Her appointment with the work coach was just as dispiriting: “He just would not look at me and whenever I questioned anything, he kept saying, ‘it’s the law’,” she exclaimed. “I handed him a sick note from my doctor but he completely ignored it and asked me if I had a CV. He’s got to act hard and cold to do the job properly. It’s horrible.”
According to the coach that day, the appeal she had lodged wasn’t in his computer file and Dinah was advised to phone the benefits office to check what had happened to it. “It took me half an hour to get through only to discover that my appeal had been received the previous day.
“It seems they want to mess people about as much as possible.”
For now, she must do what the job centre tells her on pain of being sanctioned, that is lose all her benefits. She also will receive no money until her job seeker’s allowance is processed, leaving her in a vulnerable position financially. “I’ve got no idea how long it will take to get sorted,” she said, throwing her cigarette butt into a drain. “The stress has been tremendous and I’m already in rent arrears.”
But she’s also feeling angry against a system that treats the sick and the poor so unjustly. There have been numerous independent reviews over the years of ESA and work capability assessments, all of them critical and calling for change – for example, the need for medical information to be properly considered as part of the decision-making process. As a result of interventions by organisations like Citizens Advice and the Child Poverty Action Group limited reforms have been made, but the set-up remains fundamentally the same, complete with the Orwellian type language that goes with it. For a start, the word sick appears to have been outlawed. The old sickness benefit is now the aforementioned employment and support allowance, while a sick note has become a ‘get fit note’.

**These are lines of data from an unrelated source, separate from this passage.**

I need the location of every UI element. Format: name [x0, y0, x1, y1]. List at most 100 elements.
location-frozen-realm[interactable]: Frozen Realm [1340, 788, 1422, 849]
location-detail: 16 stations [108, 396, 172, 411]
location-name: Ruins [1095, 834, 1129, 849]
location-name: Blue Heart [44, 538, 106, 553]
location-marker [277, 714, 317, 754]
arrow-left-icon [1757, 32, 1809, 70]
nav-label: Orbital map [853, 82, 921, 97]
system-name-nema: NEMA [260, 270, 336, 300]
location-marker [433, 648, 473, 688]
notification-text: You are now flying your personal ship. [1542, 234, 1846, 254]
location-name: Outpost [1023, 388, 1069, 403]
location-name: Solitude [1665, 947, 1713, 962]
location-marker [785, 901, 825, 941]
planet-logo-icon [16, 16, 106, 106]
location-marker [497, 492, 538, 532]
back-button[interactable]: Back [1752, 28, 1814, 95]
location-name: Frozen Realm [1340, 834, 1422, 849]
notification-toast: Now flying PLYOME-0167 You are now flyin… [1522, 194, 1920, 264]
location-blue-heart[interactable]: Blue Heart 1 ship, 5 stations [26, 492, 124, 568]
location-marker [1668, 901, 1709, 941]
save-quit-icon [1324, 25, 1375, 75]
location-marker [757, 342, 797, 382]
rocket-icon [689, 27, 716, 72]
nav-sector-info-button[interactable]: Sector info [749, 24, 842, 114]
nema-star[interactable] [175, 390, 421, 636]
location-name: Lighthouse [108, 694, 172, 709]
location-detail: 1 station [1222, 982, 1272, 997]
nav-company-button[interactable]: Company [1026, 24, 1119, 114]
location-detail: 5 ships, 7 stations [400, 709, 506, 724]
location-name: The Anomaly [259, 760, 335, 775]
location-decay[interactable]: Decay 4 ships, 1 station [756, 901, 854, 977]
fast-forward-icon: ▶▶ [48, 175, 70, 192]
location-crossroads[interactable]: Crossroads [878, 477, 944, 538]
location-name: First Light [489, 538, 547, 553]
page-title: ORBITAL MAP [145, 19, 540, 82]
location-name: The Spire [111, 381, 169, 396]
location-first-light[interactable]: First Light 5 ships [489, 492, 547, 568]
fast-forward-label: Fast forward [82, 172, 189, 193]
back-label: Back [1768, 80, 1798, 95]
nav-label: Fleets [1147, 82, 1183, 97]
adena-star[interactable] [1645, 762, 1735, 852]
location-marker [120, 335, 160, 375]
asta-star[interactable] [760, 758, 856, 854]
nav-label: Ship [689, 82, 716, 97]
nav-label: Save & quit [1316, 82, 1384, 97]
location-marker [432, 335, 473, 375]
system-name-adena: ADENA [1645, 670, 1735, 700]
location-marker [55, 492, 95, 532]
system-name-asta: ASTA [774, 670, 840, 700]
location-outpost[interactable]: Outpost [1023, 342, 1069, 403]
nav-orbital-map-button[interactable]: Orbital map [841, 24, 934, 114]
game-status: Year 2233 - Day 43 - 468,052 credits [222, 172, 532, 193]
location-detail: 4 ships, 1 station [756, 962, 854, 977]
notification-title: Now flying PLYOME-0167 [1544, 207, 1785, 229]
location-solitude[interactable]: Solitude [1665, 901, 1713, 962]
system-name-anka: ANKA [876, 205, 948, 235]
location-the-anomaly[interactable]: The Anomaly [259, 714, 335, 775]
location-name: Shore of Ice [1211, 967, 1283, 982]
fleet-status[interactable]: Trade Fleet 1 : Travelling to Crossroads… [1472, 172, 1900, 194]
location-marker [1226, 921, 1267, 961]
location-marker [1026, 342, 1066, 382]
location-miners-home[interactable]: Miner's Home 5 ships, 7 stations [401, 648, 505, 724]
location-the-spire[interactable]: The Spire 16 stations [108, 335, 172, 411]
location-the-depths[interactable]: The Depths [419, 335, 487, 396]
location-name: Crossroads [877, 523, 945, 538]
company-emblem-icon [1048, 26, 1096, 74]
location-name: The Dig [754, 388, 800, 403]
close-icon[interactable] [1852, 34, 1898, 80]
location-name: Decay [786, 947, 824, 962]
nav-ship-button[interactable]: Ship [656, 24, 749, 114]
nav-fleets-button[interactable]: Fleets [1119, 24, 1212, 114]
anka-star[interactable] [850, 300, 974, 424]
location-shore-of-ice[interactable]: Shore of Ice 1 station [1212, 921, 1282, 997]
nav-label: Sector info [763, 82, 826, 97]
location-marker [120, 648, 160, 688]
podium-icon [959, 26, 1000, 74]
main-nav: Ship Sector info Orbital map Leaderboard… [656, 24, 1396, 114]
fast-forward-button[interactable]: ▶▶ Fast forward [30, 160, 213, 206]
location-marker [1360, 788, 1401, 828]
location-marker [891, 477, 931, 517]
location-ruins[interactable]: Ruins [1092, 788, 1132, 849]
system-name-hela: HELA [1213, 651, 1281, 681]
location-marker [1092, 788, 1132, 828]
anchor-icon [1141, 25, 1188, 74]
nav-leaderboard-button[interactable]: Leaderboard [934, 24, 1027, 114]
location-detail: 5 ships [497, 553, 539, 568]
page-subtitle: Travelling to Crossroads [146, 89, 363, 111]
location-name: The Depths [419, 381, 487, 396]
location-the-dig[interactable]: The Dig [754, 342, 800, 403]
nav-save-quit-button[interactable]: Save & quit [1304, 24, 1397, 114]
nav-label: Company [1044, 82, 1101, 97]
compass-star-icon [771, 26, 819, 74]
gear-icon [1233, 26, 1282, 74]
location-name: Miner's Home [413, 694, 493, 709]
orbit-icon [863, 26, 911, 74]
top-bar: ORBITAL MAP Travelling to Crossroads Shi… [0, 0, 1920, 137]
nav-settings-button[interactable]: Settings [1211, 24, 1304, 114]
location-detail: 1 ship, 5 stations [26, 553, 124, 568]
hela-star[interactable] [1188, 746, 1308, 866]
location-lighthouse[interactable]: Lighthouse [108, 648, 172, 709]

For now Dinah must await the outcome of her appeal – or ‘Mandatory Reconsideration’ as the DWP calls it – and visit her work coach when required, which as far as she knows is once a week, though it could be more. “Expecting someone like me to work is madness,” she said. “The physical demands now being made on me to find this work is also pointless. It will just end up make me feel more ill and then I’ll probably miss an appointment and be sanctioned. All for what – so the government can save themselves a few pounds?”
The sooner we get rid of this nasty little government the better, I thought as I watched her walk slowly down the road to catch the bus. What Dinah had told me was yet another litany of woe that includes those who have fallen victim to the bedroom tax, the benefit cap and job centre sanctions – examples of authority run amok as once described by the prophetic Mr Kafka.